Figure 3.

The role of monocyte/macrophage in BMSC’s antihyperalgesia. Liposome-encapsulated clodronate (Lipo-Clo) was injected i.p. 3 times in three days (10 mg/2 ml/injection/rat). (a,b) Lipo-Clo treatment attenuated BMSC-produced antihyperalgesia (a, pretreatment, b, post-treatment). Compared to Veh-treated rats, Lipo-Clo treatment led to a reduction in EF₅₀. Veh: Phosphate buffered saline-filled liposome. Error bars are 95% confidence intervals. *p < 0.05, **p < 0.01, ***p < 0.001, vs. 14d-TL; #p < 0.01, ###p < 0.001, vs. veh. n = 5-9/Group. (c) RVM MOR mRNA levels were reduced in Lipo-Clo-treated rats (Sample taken at 7d post-Lipo-Clo from BMSC-treated rats). P < 0.05, n = 3. (d) Flow chart of the experiments shown in (e and f). Bottom image shows the injection site in RVM. Coronal brainstem sections were stained with green fluorescent Nissl stain. Arrow indicates the injection needle track and circle shows the site of injection. (e) Injection of MC (Arrow, 10,000 cells/0.5 μl) from BMSC-treated TL animals into the RVM attenuated behavioural hyperalgesia in TL rats, as compared to MC from medium-treated TL rats. ***p < 0.001 vs.

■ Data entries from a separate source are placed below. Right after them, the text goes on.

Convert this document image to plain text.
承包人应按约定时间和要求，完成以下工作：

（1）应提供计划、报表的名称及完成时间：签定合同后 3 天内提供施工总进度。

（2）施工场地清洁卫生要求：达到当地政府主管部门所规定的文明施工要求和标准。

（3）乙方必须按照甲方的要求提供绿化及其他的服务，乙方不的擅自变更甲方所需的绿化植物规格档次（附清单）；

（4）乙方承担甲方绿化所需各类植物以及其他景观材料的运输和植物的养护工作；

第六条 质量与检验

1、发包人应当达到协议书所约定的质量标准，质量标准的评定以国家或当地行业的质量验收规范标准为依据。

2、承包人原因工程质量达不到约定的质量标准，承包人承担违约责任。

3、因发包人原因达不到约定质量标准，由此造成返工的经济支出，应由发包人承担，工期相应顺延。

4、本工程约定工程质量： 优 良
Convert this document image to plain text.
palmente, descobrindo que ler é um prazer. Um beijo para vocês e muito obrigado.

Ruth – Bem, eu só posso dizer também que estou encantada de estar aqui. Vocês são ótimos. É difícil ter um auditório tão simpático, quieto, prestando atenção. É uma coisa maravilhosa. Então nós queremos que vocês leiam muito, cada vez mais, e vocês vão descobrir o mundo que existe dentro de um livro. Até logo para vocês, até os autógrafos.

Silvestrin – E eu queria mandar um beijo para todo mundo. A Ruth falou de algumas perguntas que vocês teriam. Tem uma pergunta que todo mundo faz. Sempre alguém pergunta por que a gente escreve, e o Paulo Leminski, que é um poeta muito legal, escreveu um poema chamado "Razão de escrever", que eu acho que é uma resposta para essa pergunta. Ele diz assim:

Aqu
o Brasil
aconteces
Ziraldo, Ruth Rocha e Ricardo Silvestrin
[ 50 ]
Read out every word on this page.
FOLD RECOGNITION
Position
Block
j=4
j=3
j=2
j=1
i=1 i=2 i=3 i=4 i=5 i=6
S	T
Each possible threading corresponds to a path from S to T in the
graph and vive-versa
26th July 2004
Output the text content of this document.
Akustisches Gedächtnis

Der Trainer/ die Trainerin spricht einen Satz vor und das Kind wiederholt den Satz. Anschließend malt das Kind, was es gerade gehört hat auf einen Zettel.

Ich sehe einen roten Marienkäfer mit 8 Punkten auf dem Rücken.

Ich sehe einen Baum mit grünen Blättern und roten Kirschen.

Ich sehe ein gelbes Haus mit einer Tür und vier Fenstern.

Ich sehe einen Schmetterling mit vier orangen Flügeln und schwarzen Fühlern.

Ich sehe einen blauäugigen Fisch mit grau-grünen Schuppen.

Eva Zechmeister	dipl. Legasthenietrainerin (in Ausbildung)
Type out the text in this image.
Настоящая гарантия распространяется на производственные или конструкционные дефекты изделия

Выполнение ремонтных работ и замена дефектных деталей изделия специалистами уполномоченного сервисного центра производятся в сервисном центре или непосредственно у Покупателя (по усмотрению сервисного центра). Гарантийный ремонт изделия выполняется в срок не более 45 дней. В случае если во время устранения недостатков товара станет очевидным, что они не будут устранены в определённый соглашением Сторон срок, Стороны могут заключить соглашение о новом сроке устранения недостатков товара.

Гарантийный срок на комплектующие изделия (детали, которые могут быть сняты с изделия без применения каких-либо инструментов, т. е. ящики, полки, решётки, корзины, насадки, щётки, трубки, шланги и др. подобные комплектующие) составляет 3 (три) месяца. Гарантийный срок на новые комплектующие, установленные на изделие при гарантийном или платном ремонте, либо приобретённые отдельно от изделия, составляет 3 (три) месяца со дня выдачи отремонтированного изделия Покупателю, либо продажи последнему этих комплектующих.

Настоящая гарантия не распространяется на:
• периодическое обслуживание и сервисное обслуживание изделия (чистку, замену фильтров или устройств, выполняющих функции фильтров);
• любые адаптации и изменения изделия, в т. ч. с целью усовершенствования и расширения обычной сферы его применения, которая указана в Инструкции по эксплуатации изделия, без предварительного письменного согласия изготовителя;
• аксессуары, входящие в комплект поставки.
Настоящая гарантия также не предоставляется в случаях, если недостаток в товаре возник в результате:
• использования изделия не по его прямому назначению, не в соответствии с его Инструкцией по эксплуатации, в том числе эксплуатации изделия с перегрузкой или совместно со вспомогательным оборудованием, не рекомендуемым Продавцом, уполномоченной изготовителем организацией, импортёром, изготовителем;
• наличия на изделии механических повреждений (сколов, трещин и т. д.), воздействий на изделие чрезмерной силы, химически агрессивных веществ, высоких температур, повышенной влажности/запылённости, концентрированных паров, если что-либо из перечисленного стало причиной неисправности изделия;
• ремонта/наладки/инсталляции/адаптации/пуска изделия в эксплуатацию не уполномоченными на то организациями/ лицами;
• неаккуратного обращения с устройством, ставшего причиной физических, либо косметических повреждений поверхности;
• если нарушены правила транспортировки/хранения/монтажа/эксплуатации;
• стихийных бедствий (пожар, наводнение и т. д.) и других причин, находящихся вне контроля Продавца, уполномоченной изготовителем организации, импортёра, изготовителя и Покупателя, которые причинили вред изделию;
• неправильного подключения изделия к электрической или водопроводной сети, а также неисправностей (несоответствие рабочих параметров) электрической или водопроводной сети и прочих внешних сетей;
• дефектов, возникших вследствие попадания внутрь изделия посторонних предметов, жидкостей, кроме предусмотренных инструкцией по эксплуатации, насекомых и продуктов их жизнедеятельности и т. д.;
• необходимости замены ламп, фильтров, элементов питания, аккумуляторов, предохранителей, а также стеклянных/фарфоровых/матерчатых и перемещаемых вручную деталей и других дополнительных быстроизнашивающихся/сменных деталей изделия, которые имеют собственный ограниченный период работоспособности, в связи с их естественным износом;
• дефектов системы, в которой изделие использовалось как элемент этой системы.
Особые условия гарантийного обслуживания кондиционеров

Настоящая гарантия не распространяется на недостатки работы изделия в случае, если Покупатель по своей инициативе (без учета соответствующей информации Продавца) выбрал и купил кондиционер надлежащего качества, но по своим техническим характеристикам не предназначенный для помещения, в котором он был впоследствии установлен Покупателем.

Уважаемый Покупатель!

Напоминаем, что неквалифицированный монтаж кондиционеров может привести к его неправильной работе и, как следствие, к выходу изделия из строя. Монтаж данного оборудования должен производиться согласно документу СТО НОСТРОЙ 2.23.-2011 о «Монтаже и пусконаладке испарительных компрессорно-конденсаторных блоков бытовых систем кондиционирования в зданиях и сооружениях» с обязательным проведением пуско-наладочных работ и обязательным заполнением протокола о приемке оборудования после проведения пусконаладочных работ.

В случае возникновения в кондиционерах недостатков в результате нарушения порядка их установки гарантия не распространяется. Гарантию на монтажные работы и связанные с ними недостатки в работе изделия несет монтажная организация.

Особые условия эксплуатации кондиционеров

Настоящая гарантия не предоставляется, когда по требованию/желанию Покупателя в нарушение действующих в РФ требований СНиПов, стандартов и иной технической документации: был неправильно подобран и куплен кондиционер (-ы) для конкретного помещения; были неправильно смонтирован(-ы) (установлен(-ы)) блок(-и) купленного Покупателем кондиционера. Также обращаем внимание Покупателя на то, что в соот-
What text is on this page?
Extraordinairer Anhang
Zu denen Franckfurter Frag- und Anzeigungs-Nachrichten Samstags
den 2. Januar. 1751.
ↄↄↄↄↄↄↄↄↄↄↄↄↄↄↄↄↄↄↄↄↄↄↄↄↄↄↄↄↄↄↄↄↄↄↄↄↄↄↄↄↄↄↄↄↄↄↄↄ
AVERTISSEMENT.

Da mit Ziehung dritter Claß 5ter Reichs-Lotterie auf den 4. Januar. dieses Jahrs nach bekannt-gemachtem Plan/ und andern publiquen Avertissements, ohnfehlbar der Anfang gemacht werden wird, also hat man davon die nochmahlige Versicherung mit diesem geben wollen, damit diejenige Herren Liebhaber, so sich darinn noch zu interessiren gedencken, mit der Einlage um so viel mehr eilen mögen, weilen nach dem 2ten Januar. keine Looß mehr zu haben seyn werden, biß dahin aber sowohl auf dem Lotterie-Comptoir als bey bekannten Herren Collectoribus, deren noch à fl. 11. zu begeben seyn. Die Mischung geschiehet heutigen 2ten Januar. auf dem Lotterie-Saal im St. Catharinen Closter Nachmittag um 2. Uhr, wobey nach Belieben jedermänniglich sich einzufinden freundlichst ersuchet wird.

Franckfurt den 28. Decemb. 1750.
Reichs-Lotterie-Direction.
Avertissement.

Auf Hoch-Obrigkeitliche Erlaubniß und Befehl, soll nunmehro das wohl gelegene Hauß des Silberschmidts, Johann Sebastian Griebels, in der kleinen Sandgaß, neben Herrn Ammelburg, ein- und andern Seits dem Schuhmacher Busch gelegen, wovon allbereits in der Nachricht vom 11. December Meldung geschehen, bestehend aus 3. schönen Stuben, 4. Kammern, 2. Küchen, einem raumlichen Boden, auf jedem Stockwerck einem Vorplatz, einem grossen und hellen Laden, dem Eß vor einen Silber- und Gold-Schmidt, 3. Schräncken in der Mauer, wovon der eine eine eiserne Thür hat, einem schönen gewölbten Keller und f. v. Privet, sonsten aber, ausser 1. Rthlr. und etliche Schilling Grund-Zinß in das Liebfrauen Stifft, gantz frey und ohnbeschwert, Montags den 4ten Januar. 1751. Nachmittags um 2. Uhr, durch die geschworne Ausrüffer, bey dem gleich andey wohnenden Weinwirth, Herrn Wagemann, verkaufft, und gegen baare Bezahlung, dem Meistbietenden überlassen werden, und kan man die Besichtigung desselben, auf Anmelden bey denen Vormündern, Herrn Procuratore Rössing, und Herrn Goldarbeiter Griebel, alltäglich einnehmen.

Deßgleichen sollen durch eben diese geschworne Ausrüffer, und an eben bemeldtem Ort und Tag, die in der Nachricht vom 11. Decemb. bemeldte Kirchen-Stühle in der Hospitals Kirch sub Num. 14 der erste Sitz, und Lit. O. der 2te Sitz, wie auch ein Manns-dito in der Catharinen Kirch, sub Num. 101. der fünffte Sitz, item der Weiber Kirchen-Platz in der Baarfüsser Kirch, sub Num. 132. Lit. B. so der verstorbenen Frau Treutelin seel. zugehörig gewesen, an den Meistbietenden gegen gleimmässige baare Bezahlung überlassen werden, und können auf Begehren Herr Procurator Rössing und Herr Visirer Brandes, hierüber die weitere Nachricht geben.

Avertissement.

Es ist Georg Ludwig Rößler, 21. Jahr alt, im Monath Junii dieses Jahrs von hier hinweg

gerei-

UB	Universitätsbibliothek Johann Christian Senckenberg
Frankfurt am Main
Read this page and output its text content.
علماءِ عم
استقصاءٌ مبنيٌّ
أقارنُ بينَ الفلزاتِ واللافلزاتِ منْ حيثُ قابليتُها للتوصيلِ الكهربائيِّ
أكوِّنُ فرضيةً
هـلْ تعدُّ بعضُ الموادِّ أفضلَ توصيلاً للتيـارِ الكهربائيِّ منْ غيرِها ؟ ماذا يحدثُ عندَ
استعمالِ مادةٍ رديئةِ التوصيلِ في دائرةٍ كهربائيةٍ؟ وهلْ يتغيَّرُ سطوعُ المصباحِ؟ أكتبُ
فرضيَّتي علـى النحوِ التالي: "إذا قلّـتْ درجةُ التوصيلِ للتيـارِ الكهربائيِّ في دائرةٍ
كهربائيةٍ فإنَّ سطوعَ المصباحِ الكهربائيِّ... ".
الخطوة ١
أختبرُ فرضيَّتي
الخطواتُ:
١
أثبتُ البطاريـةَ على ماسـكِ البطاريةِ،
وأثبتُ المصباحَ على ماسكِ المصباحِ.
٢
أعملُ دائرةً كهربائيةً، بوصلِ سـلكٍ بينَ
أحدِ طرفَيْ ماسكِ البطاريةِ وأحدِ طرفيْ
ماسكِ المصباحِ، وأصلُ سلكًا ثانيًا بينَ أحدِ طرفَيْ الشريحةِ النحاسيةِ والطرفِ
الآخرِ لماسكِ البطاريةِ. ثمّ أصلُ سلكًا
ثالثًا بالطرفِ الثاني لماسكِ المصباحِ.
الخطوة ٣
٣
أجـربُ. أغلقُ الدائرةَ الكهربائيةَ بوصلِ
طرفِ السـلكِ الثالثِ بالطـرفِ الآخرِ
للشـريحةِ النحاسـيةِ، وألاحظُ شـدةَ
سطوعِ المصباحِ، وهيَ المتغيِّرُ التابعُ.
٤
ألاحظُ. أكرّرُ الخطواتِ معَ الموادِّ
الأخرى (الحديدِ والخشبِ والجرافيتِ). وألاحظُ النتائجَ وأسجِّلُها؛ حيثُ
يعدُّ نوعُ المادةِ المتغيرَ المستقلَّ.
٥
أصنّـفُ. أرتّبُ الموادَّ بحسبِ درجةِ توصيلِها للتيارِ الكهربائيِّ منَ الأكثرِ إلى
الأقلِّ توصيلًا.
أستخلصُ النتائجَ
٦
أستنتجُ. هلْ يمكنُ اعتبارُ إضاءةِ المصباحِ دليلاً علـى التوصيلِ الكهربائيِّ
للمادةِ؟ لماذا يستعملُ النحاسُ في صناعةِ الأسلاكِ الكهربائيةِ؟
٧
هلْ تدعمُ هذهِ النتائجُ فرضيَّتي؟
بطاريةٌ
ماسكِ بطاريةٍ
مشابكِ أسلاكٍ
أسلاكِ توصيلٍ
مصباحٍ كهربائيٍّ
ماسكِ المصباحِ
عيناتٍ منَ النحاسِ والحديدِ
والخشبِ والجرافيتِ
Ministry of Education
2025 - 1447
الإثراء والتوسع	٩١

Med-MC, n = 6/Group. (f) BMSC induced changes in monocyte phenotype. RT-qPCR was performed on peripheral blood monocytes isolated from TL rats treated with primary or 20P-BMSC or culture medium. Note that four M2 macrophage related markers were upregulated in primary BMSC-treated rats. *p < 0.05, ***p < 0.001, vs. naive; ^#p < 0.05, ^##p < 0.01, vs. medium; ⁺p < 0.05, vs. 20 P, n = 3. Statistics: (a,b,e) Two-way ANOVA followed by post-hoc comparisons with Bonferroni corrections; (c) Unpaired, Two-tailed Student’s t-test; (f) One-way ANOVA followed by post-hoc comparisons with Bonferroni corrections.